The group, including the Waikato Regional Council, the Tuwharetoa Māori Trust Board, Taupō Harbourmaster, Taupō District Council and DOC, recognised signage in the district needed a facelift.
The new designs include existing and potential weeds and pests, as well as how waterway users can use 'Check, Clean, Dry' methods to stop the spread of freshwater threats.
“As national and local attention increases around the health of our lakes and rivers, so does the public’s enthusiasm to take action”, says DOC freshwater ranger Brenda Lawson. “Knowing the risks, promoting, and using 'Check, Clean, Dry' is the best way to protect their special places”.
Getting the new signs erected has been a the result of collaboration between the groups involved. All agreed to work together, combining budgets and expertise.
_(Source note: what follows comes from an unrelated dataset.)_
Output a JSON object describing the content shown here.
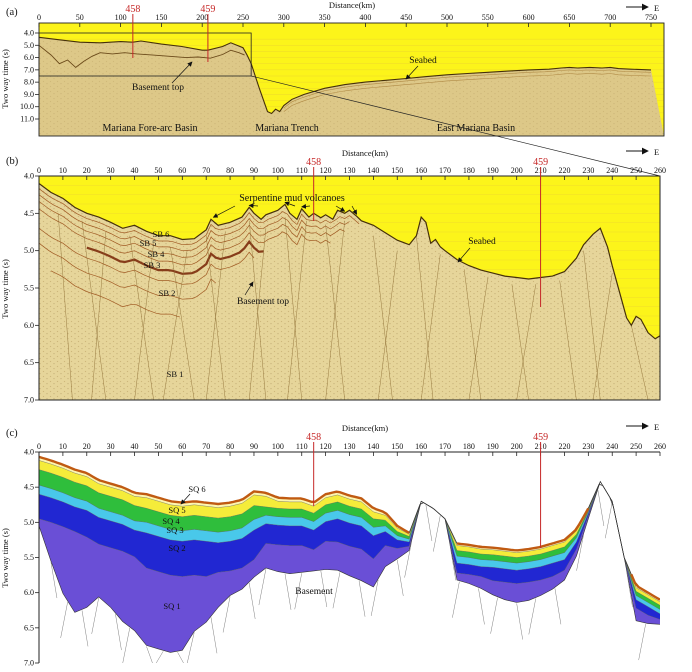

Waikato River signs were modified to fit the Taupō area and then produced by Waikato Regional Council. Locations were checked by Taupō District Council - and as the land around the lake belonged to all the groups, there was no problem approving sites.
Painting the posts was an ideal project for ‘People in Prison' - a Tongariro Prison initiative where prisoners work on community projects.
“It was a perfect fit to ask the prison to ‘join the team’ to protect our waterways”, says Brenda. "Especially as the prison is located in the Tūwharetoa rōhe, and has worked over a significant period of time for the conservation of their waterways and land”.
“Most of the signs are already up at boat ramps around the Taupō area, so make sure you stop and have a good look so you can help protect your favourite playground", she said.
Brenda says many people are aware of didymo, but there are other invasive species already existing in Taupō and nearby locations.
Hornwort is an example of a nasty weed which has been present in Taupō for many years. Blocking waterways, hindering fishing, and creating a nuisance when it washes up on beaches are just some of its effects. Iconic lakes such as Otamangakau and Waikaremoana would be severely affected if this weed spread there.
There is also the possibility of new foreign species arriving in our region. Lake Snow is a sticky slime algae creating problems with fishing lines and water filters in Lake Wanaka. Scientists are currently testing to see whether it is foreign, or a native blooming because of environmental influences.
Lake Waikaremoana has also tested positive for Lake Snow. Fortunately, 'Check, Clean, Dry' is also effective on this algae.